Aviendha mechanicznie rozebrała się, odrzucając na jeden stos kaftan, spodnie i miękkie buty z wysokimi cholewami. Stała naga, nawet nie podkurczając palców u stóp, Egwene natomiast miała wrażenie, że pęcherze na jej własnych stopach lada moment rozsadzą buty. Przypomniała sobie, jak patrzyła na palenie jej własnej odzieży w Białej Wieży, na przecinanie więzów łączących ją z poprzednim życiem, ale to się mimo wszystko nie odbyło w taki sposób. Nie tak brutalnie.

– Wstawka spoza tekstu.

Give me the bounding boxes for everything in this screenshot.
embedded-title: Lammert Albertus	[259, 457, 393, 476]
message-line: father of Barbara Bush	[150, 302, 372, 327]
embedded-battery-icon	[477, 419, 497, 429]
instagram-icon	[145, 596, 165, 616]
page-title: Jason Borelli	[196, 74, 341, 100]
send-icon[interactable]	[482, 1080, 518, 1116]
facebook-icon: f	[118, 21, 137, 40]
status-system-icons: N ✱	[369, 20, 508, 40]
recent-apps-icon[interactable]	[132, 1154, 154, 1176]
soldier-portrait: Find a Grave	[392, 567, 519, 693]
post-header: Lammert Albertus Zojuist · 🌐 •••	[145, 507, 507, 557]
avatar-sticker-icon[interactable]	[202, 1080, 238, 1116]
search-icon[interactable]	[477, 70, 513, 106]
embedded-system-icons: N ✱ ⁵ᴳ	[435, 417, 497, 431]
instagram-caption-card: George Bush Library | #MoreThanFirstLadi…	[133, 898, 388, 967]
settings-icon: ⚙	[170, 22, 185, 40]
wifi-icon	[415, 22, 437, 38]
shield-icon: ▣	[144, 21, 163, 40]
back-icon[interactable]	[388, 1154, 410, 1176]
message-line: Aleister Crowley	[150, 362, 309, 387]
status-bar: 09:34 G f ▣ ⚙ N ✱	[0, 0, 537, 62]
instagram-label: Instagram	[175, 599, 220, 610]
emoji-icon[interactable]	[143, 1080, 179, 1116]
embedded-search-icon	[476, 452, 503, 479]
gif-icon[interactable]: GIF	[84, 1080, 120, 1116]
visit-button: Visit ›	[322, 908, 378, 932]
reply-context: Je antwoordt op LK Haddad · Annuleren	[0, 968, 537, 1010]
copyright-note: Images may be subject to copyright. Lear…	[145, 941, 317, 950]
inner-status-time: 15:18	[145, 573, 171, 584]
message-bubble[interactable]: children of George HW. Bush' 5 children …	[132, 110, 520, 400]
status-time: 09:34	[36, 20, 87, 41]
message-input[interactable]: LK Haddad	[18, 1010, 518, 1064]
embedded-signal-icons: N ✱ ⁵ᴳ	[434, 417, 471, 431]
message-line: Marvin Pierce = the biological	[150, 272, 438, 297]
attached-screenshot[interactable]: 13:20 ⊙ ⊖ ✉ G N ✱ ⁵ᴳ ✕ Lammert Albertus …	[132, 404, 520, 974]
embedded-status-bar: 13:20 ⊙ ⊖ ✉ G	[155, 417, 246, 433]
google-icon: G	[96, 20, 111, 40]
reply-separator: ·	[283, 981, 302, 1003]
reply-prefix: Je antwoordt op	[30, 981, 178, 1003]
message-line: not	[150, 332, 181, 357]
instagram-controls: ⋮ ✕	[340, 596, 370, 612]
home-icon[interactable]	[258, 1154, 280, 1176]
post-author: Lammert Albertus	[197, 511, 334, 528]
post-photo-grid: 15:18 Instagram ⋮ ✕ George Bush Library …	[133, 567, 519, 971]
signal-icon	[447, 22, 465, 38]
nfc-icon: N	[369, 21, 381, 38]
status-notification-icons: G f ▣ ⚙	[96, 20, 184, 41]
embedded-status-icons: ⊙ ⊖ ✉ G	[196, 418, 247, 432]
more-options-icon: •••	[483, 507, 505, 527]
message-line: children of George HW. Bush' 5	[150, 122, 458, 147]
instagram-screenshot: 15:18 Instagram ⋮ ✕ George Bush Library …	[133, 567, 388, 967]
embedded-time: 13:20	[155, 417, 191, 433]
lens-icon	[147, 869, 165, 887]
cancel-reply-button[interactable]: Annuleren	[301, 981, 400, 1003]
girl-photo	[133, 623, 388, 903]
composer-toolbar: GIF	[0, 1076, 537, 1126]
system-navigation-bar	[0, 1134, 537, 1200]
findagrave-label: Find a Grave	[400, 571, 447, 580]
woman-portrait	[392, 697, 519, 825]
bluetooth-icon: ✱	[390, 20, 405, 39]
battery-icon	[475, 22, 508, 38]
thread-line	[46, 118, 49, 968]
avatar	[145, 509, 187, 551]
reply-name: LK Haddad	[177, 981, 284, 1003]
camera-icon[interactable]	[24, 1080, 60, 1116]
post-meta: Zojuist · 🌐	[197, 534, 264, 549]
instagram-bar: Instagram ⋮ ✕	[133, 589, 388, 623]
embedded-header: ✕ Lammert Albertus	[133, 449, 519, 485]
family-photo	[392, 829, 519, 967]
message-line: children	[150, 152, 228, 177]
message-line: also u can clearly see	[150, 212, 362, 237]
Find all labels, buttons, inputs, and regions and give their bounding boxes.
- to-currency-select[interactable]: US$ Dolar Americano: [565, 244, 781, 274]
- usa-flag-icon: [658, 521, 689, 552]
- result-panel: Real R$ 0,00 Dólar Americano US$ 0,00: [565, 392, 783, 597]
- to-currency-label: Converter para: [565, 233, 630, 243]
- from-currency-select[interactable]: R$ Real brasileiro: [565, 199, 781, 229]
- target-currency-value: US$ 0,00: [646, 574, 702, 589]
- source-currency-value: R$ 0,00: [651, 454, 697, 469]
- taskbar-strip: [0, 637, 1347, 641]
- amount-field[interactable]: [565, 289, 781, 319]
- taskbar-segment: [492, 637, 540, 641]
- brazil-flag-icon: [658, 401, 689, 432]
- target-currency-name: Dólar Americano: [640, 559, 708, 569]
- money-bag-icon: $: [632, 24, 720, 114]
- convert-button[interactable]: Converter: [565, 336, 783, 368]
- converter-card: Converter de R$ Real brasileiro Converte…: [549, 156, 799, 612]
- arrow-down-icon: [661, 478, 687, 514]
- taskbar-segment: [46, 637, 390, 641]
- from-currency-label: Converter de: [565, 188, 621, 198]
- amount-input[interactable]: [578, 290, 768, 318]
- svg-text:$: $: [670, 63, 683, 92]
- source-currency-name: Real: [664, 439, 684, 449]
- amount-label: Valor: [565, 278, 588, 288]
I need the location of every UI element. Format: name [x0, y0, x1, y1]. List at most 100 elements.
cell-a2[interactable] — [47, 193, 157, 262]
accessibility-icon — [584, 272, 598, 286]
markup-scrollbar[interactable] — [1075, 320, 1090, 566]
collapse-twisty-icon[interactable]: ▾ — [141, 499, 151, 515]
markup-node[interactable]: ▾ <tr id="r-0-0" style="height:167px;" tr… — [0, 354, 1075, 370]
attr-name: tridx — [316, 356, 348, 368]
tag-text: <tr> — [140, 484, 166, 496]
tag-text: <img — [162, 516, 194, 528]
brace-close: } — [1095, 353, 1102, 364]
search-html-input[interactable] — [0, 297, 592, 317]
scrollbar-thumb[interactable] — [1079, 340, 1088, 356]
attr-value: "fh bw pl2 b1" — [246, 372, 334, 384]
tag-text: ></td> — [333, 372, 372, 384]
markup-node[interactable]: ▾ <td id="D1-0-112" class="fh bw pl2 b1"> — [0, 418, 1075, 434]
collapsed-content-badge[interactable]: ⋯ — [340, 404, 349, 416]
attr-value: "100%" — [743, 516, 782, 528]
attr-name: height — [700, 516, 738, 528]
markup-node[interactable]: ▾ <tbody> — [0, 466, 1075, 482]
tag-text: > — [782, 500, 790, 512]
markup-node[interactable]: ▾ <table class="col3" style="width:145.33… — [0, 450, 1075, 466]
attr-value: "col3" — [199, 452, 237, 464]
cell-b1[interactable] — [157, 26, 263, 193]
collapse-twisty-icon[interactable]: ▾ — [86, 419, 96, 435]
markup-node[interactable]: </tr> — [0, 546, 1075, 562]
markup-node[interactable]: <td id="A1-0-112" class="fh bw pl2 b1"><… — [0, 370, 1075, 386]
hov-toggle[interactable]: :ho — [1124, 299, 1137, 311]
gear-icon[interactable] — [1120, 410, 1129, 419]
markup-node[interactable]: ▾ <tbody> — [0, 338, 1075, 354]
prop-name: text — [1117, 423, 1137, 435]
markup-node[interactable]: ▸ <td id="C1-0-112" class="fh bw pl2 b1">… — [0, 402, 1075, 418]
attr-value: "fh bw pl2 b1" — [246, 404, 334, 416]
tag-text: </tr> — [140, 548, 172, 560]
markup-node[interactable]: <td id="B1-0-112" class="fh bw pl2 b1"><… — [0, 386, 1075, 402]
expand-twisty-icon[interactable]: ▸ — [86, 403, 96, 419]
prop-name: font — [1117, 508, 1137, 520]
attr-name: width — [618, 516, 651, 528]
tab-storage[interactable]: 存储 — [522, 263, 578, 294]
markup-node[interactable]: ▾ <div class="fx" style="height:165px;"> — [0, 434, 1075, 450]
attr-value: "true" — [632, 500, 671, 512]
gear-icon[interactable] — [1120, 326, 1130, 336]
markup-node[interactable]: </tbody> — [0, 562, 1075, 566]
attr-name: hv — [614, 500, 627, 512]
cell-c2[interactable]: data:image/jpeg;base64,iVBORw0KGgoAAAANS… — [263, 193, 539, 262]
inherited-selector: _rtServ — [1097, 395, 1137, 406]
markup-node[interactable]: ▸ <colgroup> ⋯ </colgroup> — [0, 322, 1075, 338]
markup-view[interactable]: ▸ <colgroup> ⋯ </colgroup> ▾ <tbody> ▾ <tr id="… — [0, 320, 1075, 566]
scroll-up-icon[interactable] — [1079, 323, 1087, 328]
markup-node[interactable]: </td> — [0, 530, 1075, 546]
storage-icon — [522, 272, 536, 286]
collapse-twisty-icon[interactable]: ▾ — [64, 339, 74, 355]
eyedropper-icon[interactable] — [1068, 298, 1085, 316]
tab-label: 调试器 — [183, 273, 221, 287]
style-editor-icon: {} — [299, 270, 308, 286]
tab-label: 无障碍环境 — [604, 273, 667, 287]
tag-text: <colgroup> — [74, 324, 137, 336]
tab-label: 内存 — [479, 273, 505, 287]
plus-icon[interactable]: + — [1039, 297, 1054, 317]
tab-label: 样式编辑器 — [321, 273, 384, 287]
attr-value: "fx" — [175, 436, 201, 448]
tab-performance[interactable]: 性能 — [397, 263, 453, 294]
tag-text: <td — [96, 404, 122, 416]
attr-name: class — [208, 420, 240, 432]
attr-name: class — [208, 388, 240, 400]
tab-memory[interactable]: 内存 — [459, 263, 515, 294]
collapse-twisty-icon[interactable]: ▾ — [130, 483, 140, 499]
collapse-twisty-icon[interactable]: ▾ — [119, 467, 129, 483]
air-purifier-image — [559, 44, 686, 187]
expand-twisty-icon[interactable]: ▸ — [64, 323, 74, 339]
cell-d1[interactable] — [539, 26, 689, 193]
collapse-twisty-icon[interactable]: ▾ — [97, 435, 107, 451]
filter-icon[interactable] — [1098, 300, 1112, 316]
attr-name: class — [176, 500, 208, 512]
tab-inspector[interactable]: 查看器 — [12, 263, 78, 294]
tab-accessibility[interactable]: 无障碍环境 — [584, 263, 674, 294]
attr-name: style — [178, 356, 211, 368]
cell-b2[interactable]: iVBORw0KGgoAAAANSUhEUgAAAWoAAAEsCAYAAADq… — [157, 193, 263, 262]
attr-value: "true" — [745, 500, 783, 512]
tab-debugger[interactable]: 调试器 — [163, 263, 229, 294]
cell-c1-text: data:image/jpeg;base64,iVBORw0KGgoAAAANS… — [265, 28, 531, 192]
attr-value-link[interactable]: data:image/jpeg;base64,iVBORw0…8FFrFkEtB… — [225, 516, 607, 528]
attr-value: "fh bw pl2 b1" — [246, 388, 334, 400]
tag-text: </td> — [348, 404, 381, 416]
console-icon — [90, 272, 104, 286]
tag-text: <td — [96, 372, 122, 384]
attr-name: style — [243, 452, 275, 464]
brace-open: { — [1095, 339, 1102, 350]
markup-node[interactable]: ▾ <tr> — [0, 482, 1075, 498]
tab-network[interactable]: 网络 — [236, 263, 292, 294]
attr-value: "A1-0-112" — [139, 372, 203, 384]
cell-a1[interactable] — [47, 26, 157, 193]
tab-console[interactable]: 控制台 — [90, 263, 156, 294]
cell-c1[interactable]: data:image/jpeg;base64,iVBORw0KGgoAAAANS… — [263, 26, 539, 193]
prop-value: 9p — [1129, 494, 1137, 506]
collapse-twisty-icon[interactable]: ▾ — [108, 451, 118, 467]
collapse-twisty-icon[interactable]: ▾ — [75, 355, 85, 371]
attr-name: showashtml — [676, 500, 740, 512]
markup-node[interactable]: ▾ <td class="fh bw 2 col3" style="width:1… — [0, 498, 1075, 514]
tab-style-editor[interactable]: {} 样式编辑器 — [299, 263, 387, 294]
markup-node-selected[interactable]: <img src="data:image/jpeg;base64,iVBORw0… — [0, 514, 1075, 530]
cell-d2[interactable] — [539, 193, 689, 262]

Kiedy Aviendha zabrała się za rzucanie na stos worka i gobelinów, Seana wzięła je z jej rąk.
— To będziesz mogła odzyskać. Jeśli wrócisz. Jeśli nie, powędrują do twojej rodziny jako pamiątka.
Aviendha skinęła głową. Nie wyglądała na przestraszoną, Niechętna, zła, nawet ponura, ale nie przestraszona.
— W Rhuidean — powiedziała Amys — znajdziesz trzy pierścienie ułożone w taki sposób. — Nakreśliła w powietrzu trzy linie, łączące się razem w środku. — Przejdź przez dowolnie wybrany. Będziesz oglądała swoją przyszłość, wielokrotnie, w różnych odmianach. Nie będziesz tych przyszłości przeżywała do końca, nie zobaczysz ich pełnej postaci, blakną bowiem niczym historie posłyszane dawno temu, ale zapamiętasz tyle, by wiedzieć, że niektóre rzeczy zdarzą ci się na pewno, choćby nie wiadomo jak wzgardzone, inne zaś na pewno nie, mimo że wypieszczone w marzeniach. Tak zaczyna się bycie Mądrą. Niektóre kobiety nigdy nie wracają z pierścieni, być może nie potrafią stawić czoła przyszłości. Inne, te, które przeżyją pierścienie, nie przeżywają drugiej wyprawy do Rhuidean, do jego serca. Nie zamieniasz twardego i niebezpiecznego życia na łatwiejsze, lecz na jeszcze trudniejsze i bardziej niebezpieczne.
Ter’angreal. Amys opisała jakiś ter’angreal. Cóż to za miejsce to Rhuidean? Egwene poczuła, że sama ma ochotę tam pójść, by się przekonać. Głupota. Nie po to tu jest, by niepotrzebnie ryzykować z ter’angrealem, o którym nic nie wie.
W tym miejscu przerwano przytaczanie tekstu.